An accompanying commentary notes several salient issues:
First, number of patients with PD-L1 TPS of ≥50% was close to 50%, which is much more than 30% usually seen in general population. Thus, because magnitude of treatment benefit rose with increasing PD-L1 TPS, results obtained in all three cohorts were skewed towards the high PD-L1 expression.
Second, after results of the KEYNOTE-024 study in patients with TPS >50% became public, whether pembrolizumab monotherapy improves progression-free survival and overall survival in patients with PD-L1 TPS <50% became clinical question of interest. Unfortunately, in an exploratory analysis there was no discernible improvement with pembrolizumab in overall survival in this population. Thus, this population might initially derive more benefit from chemotherapy and an as-yet unidentified group of patients with PD-L1 TPS of 1–49% could derive long-term benefits from pembrolizumab.

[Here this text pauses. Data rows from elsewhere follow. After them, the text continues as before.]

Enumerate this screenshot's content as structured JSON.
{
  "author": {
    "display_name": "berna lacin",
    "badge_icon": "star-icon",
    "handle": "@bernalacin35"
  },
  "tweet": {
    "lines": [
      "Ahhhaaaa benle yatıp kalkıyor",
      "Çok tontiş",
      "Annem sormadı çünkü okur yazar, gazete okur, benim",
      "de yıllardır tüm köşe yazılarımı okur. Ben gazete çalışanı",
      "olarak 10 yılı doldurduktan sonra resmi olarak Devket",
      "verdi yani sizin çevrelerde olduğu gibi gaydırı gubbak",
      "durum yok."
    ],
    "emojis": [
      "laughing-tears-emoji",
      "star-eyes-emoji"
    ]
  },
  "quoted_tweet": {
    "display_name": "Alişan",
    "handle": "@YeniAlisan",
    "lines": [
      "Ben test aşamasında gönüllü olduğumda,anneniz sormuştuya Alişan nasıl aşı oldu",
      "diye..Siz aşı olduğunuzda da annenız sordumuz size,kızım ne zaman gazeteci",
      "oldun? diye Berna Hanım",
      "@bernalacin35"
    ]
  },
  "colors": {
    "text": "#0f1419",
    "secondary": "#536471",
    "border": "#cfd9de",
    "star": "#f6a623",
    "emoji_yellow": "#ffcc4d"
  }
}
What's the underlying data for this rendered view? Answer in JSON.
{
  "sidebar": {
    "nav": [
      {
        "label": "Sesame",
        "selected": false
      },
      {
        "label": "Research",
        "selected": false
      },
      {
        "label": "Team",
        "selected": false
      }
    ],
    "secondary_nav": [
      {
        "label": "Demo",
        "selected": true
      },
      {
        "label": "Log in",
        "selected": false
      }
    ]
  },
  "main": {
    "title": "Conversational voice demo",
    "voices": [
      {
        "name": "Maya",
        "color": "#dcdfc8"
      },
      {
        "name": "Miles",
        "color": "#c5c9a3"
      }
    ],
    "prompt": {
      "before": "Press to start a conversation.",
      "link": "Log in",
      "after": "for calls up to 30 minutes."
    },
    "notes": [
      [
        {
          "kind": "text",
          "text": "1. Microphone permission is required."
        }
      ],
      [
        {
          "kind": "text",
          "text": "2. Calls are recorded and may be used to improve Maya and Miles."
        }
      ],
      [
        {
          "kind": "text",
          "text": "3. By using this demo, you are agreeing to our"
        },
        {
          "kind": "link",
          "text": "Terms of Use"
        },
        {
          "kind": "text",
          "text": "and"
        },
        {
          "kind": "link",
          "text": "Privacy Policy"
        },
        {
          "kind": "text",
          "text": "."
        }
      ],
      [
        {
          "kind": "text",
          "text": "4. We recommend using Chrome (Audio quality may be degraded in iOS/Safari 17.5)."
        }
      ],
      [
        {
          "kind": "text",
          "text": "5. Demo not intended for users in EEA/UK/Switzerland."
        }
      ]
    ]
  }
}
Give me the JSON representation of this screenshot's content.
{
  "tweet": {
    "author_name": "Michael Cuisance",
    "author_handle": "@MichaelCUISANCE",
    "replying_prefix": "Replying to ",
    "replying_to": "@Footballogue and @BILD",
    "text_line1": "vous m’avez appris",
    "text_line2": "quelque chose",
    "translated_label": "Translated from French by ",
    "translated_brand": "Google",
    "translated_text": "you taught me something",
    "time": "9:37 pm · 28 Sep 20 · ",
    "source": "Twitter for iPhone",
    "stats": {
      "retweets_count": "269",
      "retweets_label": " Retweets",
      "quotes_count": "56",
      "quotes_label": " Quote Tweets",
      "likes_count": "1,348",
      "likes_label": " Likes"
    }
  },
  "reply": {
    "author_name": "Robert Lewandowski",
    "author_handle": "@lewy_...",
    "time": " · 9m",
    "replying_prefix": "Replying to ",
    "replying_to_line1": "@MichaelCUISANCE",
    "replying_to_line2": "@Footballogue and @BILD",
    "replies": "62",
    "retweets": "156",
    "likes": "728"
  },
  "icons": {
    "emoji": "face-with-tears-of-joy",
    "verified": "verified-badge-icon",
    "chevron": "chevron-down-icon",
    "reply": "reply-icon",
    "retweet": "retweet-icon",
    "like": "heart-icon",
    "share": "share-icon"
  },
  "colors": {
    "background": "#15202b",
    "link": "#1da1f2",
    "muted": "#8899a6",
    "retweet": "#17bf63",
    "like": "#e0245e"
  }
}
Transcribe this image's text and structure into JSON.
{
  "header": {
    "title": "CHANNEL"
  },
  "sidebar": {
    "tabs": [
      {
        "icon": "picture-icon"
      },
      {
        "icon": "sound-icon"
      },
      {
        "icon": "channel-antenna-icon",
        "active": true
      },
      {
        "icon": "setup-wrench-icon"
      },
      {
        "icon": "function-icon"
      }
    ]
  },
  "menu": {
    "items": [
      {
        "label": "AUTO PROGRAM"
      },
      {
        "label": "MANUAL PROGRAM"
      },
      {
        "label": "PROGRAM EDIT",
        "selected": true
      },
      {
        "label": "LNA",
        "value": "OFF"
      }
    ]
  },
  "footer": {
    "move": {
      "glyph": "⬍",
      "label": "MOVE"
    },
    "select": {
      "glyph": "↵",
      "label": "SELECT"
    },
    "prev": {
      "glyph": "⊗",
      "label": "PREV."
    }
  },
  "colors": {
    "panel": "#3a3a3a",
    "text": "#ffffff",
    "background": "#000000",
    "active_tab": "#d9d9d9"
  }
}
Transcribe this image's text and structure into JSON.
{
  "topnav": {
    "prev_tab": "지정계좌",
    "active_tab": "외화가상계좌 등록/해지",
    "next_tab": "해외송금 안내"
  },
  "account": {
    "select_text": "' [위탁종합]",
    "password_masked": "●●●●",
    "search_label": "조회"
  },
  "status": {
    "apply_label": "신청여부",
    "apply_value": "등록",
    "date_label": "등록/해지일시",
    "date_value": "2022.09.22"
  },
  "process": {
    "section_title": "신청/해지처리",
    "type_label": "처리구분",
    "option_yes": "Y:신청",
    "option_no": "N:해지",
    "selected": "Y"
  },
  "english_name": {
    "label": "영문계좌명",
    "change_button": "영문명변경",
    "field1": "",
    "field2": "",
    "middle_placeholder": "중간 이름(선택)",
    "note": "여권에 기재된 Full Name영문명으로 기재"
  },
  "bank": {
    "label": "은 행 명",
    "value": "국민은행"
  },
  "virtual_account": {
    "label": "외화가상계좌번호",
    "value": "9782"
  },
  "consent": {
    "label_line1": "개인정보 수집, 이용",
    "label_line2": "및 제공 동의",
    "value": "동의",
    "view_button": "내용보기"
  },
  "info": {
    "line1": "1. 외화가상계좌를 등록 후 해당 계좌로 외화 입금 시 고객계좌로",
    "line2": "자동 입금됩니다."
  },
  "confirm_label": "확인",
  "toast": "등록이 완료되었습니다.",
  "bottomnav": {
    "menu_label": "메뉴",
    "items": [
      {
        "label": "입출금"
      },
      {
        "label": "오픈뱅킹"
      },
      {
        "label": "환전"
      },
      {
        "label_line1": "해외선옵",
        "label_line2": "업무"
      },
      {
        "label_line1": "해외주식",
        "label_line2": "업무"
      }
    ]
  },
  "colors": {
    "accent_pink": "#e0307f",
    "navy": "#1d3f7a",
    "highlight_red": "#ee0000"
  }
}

It advises that the conclusion of KEYNOTE-042 that pembrolizumab is an appropriate treatment option for patients based only on a PD-L1 TPS <50% should be regarded with caution. In the absence of a tumour mutation burden result, which is unlikely to be available for most patients in the near future, patients with low PD-L1 TPS might be managed best with a combination of chemotherapy and PD-1 antagonists.